Die Geschichte der Heldenreise erweist sich deshalb als so konstant, weil sie dem Bedürfnis des Menschen nach Trost, Verstehen und Sinnstiftung entgegenkommt. Die Betonung des Mythos liegt demzufolge auf der emotionalen Qualität einer Erzählung, denn im Mythos zeigt sich die Welt als großes existenzielles Drama antagonistischer, überirdischer Mächte. Das macht sie gleichermaßen beliebt und leicht verständlich.

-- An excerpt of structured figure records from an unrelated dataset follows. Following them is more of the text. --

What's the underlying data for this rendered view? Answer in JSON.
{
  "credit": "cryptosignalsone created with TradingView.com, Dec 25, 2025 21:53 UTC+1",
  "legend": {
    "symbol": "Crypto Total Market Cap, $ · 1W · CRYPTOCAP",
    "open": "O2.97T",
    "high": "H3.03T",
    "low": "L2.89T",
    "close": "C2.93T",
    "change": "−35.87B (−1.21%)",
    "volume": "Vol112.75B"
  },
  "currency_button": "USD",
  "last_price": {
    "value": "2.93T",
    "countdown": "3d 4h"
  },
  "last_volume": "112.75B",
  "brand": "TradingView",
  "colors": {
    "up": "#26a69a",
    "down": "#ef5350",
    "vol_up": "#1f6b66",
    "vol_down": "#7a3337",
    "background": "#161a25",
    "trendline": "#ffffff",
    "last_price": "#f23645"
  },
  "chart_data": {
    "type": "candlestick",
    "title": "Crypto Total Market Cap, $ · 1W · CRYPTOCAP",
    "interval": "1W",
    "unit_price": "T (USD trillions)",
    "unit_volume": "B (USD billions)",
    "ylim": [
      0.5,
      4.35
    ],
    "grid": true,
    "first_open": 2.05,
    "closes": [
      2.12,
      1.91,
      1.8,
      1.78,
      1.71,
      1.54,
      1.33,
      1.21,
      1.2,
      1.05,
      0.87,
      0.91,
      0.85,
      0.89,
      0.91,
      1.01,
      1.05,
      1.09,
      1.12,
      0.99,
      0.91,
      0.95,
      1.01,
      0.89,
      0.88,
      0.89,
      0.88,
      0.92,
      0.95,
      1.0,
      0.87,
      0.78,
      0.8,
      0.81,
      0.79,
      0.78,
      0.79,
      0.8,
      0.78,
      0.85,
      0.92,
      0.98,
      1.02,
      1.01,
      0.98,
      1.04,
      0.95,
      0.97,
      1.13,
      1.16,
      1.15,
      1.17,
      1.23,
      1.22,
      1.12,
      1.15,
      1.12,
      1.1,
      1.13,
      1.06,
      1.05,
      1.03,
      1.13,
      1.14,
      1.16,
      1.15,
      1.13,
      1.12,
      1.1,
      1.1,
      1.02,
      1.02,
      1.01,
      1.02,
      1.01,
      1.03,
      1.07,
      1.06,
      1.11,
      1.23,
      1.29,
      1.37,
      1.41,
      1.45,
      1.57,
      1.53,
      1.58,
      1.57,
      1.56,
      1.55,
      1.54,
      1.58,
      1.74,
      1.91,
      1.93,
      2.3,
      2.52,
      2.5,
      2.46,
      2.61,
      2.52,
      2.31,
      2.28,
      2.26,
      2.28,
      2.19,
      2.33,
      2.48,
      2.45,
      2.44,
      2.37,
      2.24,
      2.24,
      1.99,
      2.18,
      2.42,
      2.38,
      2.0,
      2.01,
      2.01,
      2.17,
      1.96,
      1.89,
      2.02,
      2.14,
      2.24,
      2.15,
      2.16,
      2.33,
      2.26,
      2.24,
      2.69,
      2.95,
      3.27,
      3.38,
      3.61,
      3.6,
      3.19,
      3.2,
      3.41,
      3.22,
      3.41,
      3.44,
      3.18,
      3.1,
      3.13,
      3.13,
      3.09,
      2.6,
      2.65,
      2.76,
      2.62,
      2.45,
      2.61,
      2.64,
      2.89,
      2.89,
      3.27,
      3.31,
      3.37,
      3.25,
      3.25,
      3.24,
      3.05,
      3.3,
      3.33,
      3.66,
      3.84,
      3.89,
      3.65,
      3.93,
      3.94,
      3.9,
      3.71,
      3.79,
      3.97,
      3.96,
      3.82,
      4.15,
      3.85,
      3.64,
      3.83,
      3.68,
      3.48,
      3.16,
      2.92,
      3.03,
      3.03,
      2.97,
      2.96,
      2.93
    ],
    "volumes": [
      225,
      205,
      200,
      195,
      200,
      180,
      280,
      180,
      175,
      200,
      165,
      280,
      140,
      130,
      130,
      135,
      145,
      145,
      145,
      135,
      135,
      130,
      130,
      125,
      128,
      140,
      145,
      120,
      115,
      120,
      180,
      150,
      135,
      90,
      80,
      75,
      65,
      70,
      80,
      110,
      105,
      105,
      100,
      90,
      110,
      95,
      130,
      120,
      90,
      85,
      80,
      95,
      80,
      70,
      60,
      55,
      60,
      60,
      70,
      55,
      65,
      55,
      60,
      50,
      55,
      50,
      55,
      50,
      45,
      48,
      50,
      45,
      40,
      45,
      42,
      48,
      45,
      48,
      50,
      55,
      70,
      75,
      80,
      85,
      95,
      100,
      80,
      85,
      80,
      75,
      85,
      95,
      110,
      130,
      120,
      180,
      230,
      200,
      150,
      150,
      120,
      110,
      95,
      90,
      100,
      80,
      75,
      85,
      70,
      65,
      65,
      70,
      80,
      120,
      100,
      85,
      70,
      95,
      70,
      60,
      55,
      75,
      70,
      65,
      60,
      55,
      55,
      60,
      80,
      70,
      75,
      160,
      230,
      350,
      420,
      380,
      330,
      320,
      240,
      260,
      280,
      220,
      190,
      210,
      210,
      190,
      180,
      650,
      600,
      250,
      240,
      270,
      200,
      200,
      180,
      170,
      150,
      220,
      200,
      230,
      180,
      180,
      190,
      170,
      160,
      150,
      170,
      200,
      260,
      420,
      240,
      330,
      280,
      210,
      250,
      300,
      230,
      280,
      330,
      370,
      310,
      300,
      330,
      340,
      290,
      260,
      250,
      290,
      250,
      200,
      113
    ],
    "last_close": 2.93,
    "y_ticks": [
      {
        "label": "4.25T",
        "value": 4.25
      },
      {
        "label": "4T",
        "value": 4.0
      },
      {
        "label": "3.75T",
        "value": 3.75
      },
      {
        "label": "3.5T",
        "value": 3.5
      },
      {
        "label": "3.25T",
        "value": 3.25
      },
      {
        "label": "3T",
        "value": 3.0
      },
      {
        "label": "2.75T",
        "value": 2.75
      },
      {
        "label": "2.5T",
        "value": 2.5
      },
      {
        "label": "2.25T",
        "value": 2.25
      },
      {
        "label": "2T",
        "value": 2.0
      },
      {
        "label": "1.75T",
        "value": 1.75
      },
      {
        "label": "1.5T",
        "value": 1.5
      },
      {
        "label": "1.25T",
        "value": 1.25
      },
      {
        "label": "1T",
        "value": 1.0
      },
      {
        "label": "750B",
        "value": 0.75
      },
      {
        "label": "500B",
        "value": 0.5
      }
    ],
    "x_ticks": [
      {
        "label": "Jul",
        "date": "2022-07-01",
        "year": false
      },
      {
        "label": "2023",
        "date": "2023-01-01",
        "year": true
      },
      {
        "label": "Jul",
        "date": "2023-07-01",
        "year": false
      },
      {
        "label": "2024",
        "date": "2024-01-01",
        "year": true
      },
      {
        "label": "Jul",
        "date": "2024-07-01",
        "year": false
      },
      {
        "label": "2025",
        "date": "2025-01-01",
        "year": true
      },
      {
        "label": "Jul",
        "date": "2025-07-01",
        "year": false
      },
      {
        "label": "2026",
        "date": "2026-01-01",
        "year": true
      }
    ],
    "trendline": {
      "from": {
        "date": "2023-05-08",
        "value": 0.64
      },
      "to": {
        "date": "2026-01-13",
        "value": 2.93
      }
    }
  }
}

Gerade, weil das beginnende 21. Jahrhundert von zahlreichen Katastrophenerfahrungen, extremen Ideologien und gewaltsamen Umbrüchen geprägt ist, kann unsere Gegenwart als eine Phase der Hochproduktion von Mythen angesehen werden. Die Heldenreise ist demnach ein probates Mittel, unsere immer komplexer werdende Welt zu deuten.